Коська величественно удалился и пропал в кустах.

— Чего это он? — спросил Родриго.

— Слишком умный, — поставила совершенно правильный диагноз Уклейка. — Все понять пытается, вот у него ум за разум и заходит. Ты не бойся, придут батя, дядя Афоня, дядя Янка, они и будут решать. Коська мне даже не родной брат, а двоюродный.

— Жить с твоими не будем, — тут же решил Родриго. — Мы с Коськой не поладим. Будем выяснять отношения, пока один из нас на тот свет не отправится.

— Ну, значит, не будем, — сразу согласилась водяница и прижалась к жениху. Больше уж они ничего не обсуждали, а только целовались, ласкались и ворковали, пока издалека не донесся Коськин голос.

— Пресная! Пресная! — вопил он, приближаясь к берегу. И, возникнув их кустов, вдруг остановился, яростно чеша в затылке.

— Выходит, мы теперь иначе делимся?

Родриго и Уклейка переглянулись — в воздухе повеяло безумием…

— Ну да! — радостно сам с собой согласился Коська. — Раньше вот делились на болотных жителей и мелиораторов… а у вас как?

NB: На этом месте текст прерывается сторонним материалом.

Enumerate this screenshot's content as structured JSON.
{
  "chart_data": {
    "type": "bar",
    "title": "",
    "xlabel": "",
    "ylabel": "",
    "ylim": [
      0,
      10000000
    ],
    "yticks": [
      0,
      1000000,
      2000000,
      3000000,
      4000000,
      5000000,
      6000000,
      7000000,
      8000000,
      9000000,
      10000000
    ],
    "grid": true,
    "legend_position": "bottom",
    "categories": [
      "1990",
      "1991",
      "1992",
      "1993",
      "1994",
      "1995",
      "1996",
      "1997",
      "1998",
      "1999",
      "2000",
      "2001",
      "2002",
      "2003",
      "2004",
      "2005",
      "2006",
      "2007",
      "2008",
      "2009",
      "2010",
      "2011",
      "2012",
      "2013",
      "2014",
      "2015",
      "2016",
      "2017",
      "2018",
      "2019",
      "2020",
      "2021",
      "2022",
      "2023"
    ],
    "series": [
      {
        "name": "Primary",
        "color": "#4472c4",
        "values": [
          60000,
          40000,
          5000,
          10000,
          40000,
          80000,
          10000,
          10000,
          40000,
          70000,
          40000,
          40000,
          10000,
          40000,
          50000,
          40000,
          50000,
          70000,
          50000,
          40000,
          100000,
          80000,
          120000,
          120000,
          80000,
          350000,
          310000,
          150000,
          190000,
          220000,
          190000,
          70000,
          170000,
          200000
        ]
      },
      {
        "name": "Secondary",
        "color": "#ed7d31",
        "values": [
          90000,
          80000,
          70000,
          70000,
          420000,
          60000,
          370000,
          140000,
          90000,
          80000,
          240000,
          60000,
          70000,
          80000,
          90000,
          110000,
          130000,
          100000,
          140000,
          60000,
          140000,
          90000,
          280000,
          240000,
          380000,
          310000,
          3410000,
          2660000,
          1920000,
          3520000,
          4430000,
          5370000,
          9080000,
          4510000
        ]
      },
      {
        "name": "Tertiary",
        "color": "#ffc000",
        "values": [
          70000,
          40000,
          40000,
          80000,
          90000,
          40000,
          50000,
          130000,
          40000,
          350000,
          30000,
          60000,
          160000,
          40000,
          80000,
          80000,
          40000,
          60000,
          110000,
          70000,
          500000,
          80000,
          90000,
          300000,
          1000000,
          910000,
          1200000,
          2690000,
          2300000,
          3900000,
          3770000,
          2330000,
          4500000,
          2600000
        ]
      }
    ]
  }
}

Вопрос адресовался Родриго.

— На мужиков и баб… — неуверенно ответил будущий зять.

— Не то!

— Ну, на титульную нацию и мигрантов…

Коська вылупил глаза — ничего не понял, но сознаваться не желал.

— Еще!

— На умных и дураков!

— Да нет же! Вот раньше делились на болотных жителей и мелиораторов, болотные жители — на водяных и чертей, и у мелиораторов тоже какое-то разделение обязательно было… Но это все неправильно! Делиться на самом деле нужно было не так, я понял! Нужно делиться в зависимости от исторической родины!